Между тем гладиаторы, объехав всю арену, сошли с колесниц и собрались вместе около Ланисты в той части цирка, которая находилась рядом с арками и главным входом, который одновременно служил и выходом для тех гладиаторов, которым удавалось уцелеть после поединка. Противоположные ворота, ближайшие к амфитеатру предназначались для выноса убитых. Они так и назывались — ворота смерти.

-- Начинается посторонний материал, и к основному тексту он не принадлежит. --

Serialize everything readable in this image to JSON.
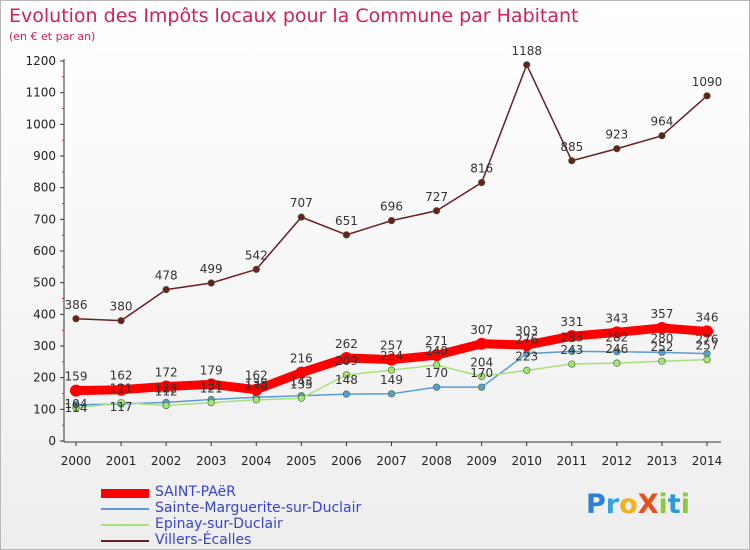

Пока не прибыли консулы, публику развлекали новички-гладиаторы, вооруженные дубинками и деревянными мечами. Эта невинная, почти детская забава служила прелюдией к смертельной кровавой битве гладиаторов-ветеранов. Привычка — великое дело: последние в ожидании сигнала, пока сражались, больше веселя, чем увлекая публику, новички, беспечно беседовали и шутили с теми, с кем должны были через несколько минут вступить в битву не на жизнь, а на смерть.
А зрителей в цирке, казалось, больше заинтересовало не сражение новичков, а появление группы людей, занявших специально оставленные для них почетные места. Пожилая величавого вида матрона и девушка рядом с ней были женой и дочерью председателя Марка Эмилия Скавра. Их окружали молодые друзья Тито Вецио: Сцевола, Метелл, Друз, и еще незнакомые нам трибун Кальпурний, всадник Луций Эквидий, которого считали сыном Тиберия Гракха, молодой Катулл, сын Мотация Катулла, будущего победителя тевтонов и Помпедия Силона.
Каждый из этих молодых людей в той или иной форме пытался в свое время ухаживать за красивой и богатой Эмилией. Даже суровый и неотесанный горец был не прочь сделаться римским гражданином и с помощью блестящего родства войти в великий город через золотые ворота Гименея.
Но, увы, вздохи и комплименты, расточаемые красавице ее поклонниками, не производили на нее ровно никакого впечатления. Она холодно улыбалась, рассеянно смотрела по сторонам и этим приводила в отчаяние всех своих обожателей. Казалось, хорошенькие глазки дочери председателя Сената искали кого-то в толпе, они смотрели хотя и очень внимательно, но совершенно равнодушно на окружающих и лишь тогда оживились и заблестели, когда увидели вновь пришедшего юношу, пробиравшегося к тому месту, где сидели жена и дочь председателя Сената Скавра.
— Пусть меня оставят все боги и богини Олимпа, — воскликнул Сцевола, — если я тут хоть что-нибудь понимаю. Обрати внимание на нашу красавицу. Всего минуту тому назад она была ко всему равнодушна, словно еще не проснулась, едва цедила сквозь зубы слова, безразлично посматривала по сторонам. И вдруг вся преобразилась: глаза загорелись, румянец вспыхнул на щеках, маленькие ноздри расширились, словно у чистокровного арабского скакуна. Просто чудеса! Хотелось бы мне знать, в чем причина столь чудесного превращения.